Our survey concurs with the findings of others, that the difficulty of accurate data collection is compounded by duplication and unnecessary complexity caused by a multiplicity of registers 
. This analysis supports the recommendations of WHO 
, who argue for simplified data collection tools, a minimal common set of key indicators, reduced numbers of registers, and allocation of dedicated, trained personnel at the local level to maintain patient records and reports.

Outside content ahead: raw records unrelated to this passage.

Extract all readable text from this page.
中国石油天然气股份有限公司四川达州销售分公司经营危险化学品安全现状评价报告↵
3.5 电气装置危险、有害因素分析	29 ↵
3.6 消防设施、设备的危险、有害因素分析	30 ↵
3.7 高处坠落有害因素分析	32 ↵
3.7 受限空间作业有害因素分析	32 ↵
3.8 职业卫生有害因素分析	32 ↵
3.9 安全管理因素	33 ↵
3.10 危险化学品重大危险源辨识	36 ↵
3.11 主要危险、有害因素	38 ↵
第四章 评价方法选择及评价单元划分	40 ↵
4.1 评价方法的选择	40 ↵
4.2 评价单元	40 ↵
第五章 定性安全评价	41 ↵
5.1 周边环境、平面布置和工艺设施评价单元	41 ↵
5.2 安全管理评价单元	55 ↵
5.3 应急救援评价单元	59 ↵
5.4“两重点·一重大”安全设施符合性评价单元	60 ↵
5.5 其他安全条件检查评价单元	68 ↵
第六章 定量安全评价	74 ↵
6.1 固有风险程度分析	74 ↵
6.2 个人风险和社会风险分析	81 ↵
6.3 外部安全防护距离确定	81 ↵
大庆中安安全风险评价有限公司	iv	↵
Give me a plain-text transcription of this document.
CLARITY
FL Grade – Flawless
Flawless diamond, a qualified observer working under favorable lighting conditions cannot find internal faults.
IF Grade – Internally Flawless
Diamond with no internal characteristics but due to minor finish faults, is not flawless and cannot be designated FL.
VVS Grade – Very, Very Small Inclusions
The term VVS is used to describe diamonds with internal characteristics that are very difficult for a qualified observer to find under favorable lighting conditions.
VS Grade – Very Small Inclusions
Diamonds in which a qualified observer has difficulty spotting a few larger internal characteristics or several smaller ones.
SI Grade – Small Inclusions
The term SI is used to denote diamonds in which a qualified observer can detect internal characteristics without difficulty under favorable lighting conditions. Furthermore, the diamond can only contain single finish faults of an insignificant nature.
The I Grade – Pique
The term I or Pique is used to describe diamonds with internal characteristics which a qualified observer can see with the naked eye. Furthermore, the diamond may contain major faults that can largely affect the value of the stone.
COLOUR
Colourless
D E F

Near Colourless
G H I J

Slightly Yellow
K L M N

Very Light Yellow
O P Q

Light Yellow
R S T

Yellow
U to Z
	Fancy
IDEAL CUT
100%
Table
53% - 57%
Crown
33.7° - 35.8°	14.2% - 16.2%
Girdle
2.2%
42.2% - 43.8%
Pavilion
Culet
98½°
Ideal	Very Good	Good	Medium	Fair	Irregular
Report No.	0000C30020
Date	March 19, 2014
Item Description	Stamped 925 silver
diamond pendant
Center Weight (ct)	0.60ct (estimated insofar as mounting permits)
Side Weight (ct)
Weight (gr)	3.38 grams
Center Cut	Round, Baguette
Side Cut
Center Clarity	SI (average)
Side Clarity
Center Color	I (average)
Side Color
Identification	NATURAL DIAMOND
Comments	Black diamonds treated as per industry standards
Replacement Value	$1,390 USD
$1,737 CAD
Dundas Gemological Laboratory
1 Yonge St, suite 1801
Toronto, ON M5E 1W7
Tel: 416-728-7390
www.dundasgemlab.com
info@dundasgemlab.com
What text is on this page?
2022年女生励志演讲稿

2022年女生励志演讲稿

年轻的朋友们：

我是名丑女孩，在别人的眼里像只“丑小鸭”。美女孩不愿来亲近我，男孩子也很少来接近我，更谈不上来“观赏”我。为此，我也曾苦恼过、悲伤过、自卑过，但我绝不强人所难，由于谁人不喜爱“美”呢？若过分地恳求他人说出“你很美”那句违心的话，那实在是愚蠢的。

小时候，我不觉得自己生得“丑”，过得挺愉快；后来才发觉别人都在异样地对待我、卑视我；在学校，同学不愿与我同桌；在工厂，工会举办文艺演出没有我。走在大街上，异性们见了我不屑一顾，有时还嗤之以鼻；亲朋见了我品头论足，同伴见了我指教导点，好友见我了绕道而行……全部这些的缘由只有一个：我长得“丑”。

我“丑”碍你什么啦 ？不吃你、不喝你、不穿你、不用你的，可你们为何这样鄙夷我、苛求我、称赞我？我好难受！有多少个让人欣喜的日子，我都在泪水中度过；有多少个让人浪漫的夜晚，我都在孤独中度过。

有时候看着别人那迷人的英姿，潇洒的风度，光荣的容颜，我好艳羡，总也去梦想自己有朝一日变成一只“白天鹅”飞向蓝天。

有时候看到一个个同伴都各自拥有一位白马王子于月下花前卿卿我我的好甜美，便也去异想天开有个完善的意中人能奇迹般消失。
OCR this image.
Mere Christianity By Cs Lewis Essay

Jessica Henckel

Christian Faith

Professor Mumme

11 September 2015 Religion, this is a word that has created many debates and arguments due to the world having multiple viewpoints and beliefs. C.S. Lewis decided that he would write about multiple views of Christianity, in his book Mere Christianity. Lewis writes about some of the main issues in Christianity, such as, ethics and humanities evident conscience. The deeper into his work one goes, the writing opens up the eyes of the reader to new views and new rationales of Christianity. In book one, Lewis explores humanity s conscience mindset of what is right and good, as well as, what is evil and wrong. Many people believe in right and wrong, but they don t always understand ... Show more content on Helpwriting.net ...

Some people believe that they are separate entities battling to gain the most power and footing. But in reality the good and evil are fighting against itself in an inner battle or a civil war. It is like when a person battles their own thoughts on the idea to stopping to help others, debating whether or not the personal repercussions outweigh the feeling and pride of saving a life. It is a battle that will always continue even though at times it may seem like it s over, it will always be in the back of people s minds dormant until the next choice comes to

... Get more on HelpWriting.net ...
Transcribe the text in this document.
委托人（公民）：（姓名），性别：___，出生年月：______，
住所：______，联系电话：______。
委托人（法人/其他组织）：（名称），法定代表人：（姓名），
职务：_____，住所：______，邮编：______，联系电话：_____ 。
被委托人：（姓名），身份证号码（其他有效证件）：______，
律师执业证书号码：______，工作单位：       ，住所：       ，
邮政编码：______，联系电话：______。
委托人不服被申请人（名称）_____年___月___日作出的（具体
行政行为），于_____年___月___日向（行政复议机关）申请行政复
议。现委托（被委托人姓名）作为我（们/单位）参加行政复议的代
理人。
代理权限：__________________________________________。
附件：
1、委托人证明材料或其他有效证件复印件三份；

Whether current approaches to improving data systems, including further training, simplified data collecting systems, or the use of sophisticated electronic data validation systems will be sufficient to provide more reliable data remains to be determined. While undoubtedly the solution will be a multifaceted one, at least two additional principles need to be considered in any response to improving data systems: 1) Data needs to be perceived by front line clinic staff as intrinsically valuable in the management of their patients, and in the performance of their delivery of health care. This can be partially achieved through simplification of the collection and reporting process, but data will only attain significant value if it is used by clinic staff in an ongoing process to manage patients and populations. 2) Clinic staff need to be supported and supervised in the execution of data management tasks. While more accurate data may result from more rationalized data collection and reporting processes, a crucial element is to provide ongoing supervision and support to the process. Clinic managers or supervisors need to work with their local clinic staff to promote improvement of clinical practice through analysis of performance and outcomes data. Local data needs to be owned and valued by local staff, rather than relegated to the orphan status that it currently occupies.